L’intelligenza artificiale, il culmine della fantasia transumanista dell’uomo “aumentato”, quando diventa una realtà tangibile incute paura a tutti, compresi certi suoi stessi progettisti. Colpisce nel mondo del lavoro categorie professionali finora risparmiate da tutte le successive “rivoluzioni”: meccanizzazione, delocalizzazione, smaterializzazione, ecc.. Questa sì che sarà una grande sostituzione, ma non sarà etnica, bensì robotica.

Quella contro l’impiego dell’intelligenza artificiale da parte del capitale è una battaglia in gran parte persa. La scienza e la tecnica sono al suo servizio, e agli azionisti non importa che cosa si produce e come. Sarà più facile sostituire gli amministratori delegati che non l’impiego di macchine che aumentano la produttività del lavoro e dunque dei profitti.

Tuttavia la lotta è l’unico mezzo di difesa, possibile in diverse forme secondo le situazioni e le epoche. Tuttavia non saranno le forme di lotta tradizionali come lo sciopero a poter cambiare la tendenza storica del capitalismo.

Dal lato oggettivo dei processi sociali, il fatto che il capitale tenda, per mezzo dell’innovazione tecnologica, a ridurre il tempo di lavoro a un minimo, mentre dall’altro pone il tempo di lavoro come unica misura e fonte della ricchezza, dimostra che è esso stesso la contraddizione in processo.
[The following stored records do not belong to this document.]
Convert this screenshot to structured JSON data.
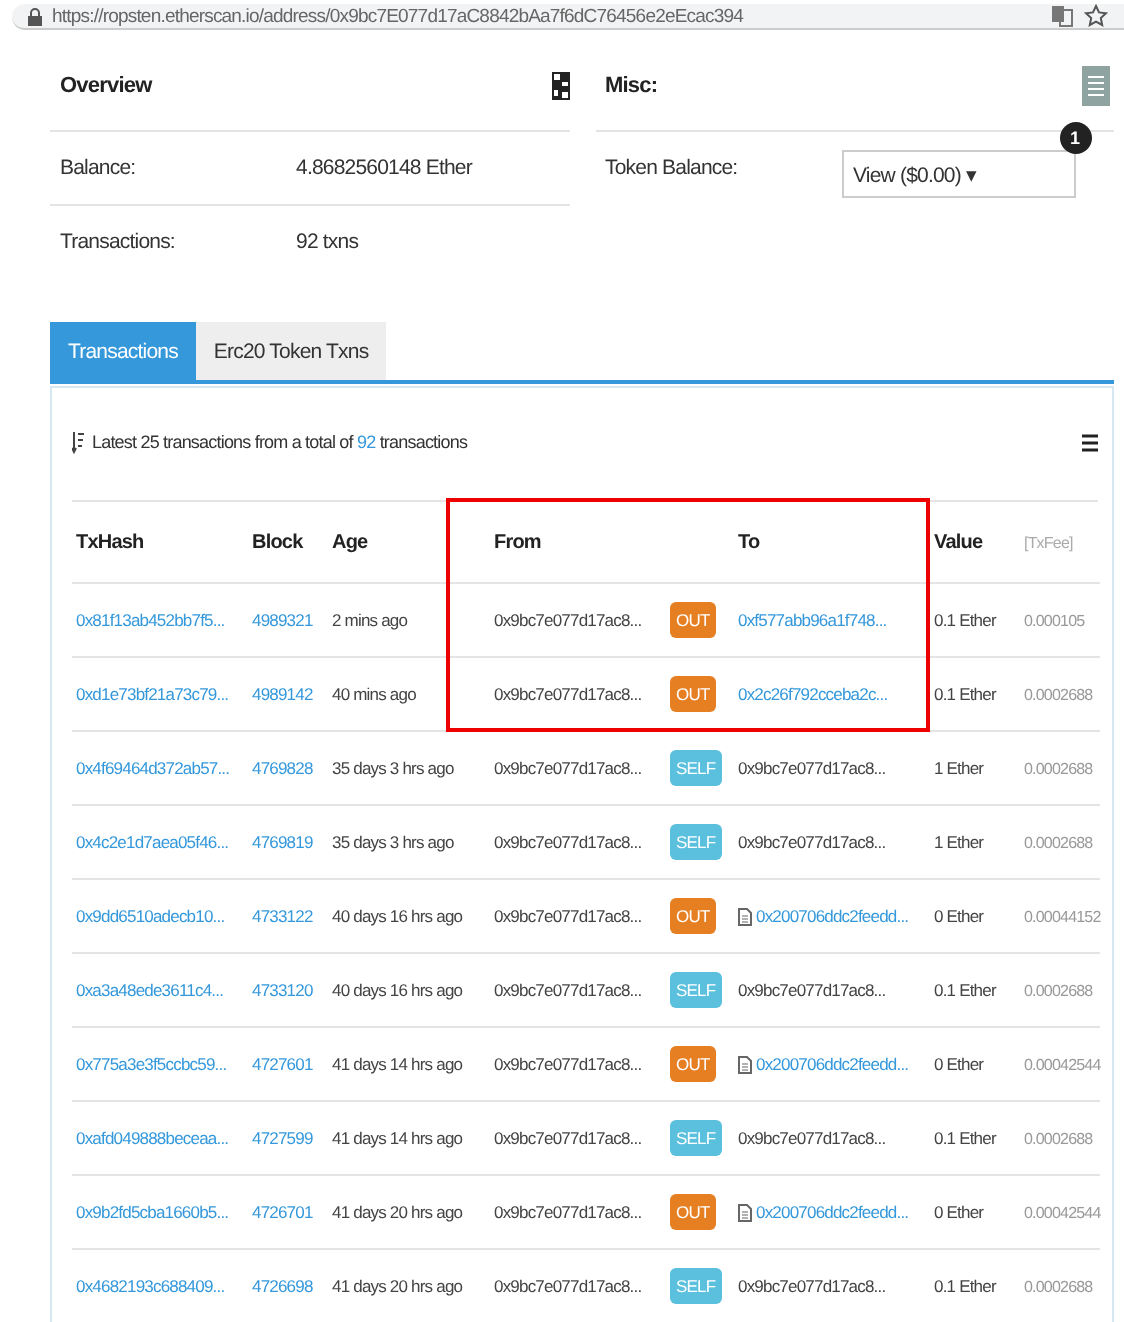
{
  "address_bar": {
    "url": "https://ropsten.etherscan.io/address/0x9bc7E077d17aC8842bAa7f6dC76456e2eEcac394"
  },
  "overview": {
    "title": "Overview",
    "fields": [
      {
        "label": "Balance:",
        "value": "4.8682560148 Ether"
      },
      {
        "label": "Transactions:",
        "value": "92 txns"
      }
    ]
  },
  "misc": {
    "title": "Misc:",
    "token_label": "Token Balance:",
    "token_select": "View ($0.00) ▾",
    "token_count": "1"
  },
  "tabs": [
    {
      "label": "Transactions",
      "selected": true
    },
    {
      "label": "Erc20 Token Txns",
      "selected": false
    }
  ],
  "summary": {
    "before": "Latest 25 transactions from a total of",
    "count": "92",
    "after": "transactions"
  },
  "table": {
    "columns": [
      "TxHash",
      "Block",
      "Age",
      "From",
      "To",
      "Value",
      "[TxFee]"
    ],
    "rows": [
      {
        "hash": "0x81f13ab452bb7f5...",
        "block": "4989321",
        "age": "2 mins ago",
        "from": "0x9bc7e077d17ac8...",
        "badge": {
          "kind": "out",
          "text": "OUT"
        },
        "to": {
          "kind": "link",
          "contract": false,
          "text": "0xf577abb96a1f748..."
        },
        "value": "0.1 Ether",
        "fee": "0.000105",
        "highlighted": true
      },
      {
        "hash": "0xd1e73bf21a73c79...",
        "block": "4989142",
        "age": "40 mins ago",
        "from": "0x9bc7e077d17ac8...",
        "badge": {
          "kind": "out",
          "text": "OUT"
        },
        "to": {
          "kind": "link",
          "contract": false,
          "text": "0x2c26f792cceba2c..."
        },
        "value": "0.1 Ether",
        "fee": "0.0002688",
        "highlighted": true
      },
      {
        "hash": "0x4f69464d372ab57...",
        "block": "4769828",
        "age": "35 days 3 hrs ago",
        "from": "0x9bc7e077d17ac8...",
        "badge": {
          "kind": "self",
          "text": "SELF"
        },
        "to": {
          "kind": "plain",
          "contract": false,
          "text": "0x9bc7e077d17ac8..."
        },
        "value": "1 Ether",
        "fee": "0.0002688",
        "highlighted": false
      },
      {
        "hash": "0x4c2e1d7aea05f46...",
        "block": "4769819",
        "age": "35 days 3 hrs ago",
        "from": "0x9bc7e077d17ac8...",
        "badge": {
          "kind": "self",
          "text": "SELF"
        },
        "to": {
          "kind": "plain",
          "contract": false,
          "text": "0x9bc7e077d17ac8..."
        },
        "value": "1 Ether",
        "fee": "0.0002688",
        "highlighted": false
      },
      {
        "hash": "0x9dd6510adecb10...",
        "block": "4733122",
        "age": "40 days 16 hrs ago",
        "from": "0x9bc7e077d17ac8...",
        "badge": {
          "kind": "out",
          "text": "OUT"
        },
        "to": {
          "kind": "link",
          "contract": true,
          "text": "0x200706ddc2feedd..."
        },
        "value": "0 Ether",
        "fee": "0.00044152",
        "highlighted": false
      },
      {
        "hash": "0xa3a48ede3611c4...",
        "block": "4733120",
        "age": "40 days 16 hrs ago",
        "from": "0x9bc7e077d17ac8...",
        "badge": {
          "kind": "self",
          "text": "SELF"
        },
        "to": {
          "kind": "plain",
          "contract": false,
          "text": "0x9bc7e077d17ac8..."
        },
        "value": "0.1 Ether",
        "fee": "0.0002688",
        "highlighted": false
      },
      {
        "hash": "0x775a3e3f5ccbc59...",
        "block": "4727601",
        "age": "41 days 14 hrs ago",
        "from": "0x9bc7e077d17ac8...",
        "badge": {
          "kind": "out",
          "text": "OUT"
        },
        "to": {
          "kind": "link",
          "contract": true,
          "text": "0x200706ddc2feedd..."
        },
        "value": "0 Ether",
        "fee": "0.00042544",
        "highlighted": false
      },
      {
        "hash": "0xafd049888beceaa...",
        "block": "4727599",
        "age": "41 days 14 hrs ago",
        "from": "0x9bc7e077d17ac8...",
        "badge": {
          "kind": "self",
          "text": "SELF"
        },
        "to": {
          "kind": "plain",
          "contract": false,
          "text": "0x9bc7e077d17ac8..."
        },
        "value": "0.1 Ether",
        "fee": "0.0002688",
        "highlighted": false
      },
      {
        "hash": "0x9b2fd5cba1660b5...",
        "block": "4726701",
        "age": "41 days 20 hrs ago",
        "from": "0x9bc7e077d17ac8...",
        "badge": {
          "kind": "out",
          "text": "OUT"
        },
        "to": {
          "kind": "link",
          "contract": true,
          "text": "0x200706ddc2feedd..."
        },
        "value": "0 Ether",
        "fee": "0.00042544",
        "highlighted": false
      },
      {
        "hash": "0x4682193c688409...",
        "block": "4726698",
        "age": "41 days 20 hrs ago",
        "from": "0x9bc7e077d17ac8...",
        "badge": {
          "kind": "self",
          "text": "SELF"
        },
        "to": {
          "kind": "plain",
          "contract": false,
          "text": "0x9bc7e077d17ac8..."
        },
        "value": "0.1 Ether",
        "fee": "0.0002688",
        "highlighted": false
      }
    ]
  }
}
La stessa legge che produce per il capitale sociale un aumento della massa assoluta del profitto, determina una diminuzione del saggio del profitto. E ciò ha delle conseguenze decisive per il modo di produzione capitalistico e la società che lo rappresenta. Questa legge, ci ricorda Marx, è “sotto ogni aspetto la legge più importante della moderna economia politica [...] È la legge più importante dal punto di vista storico”.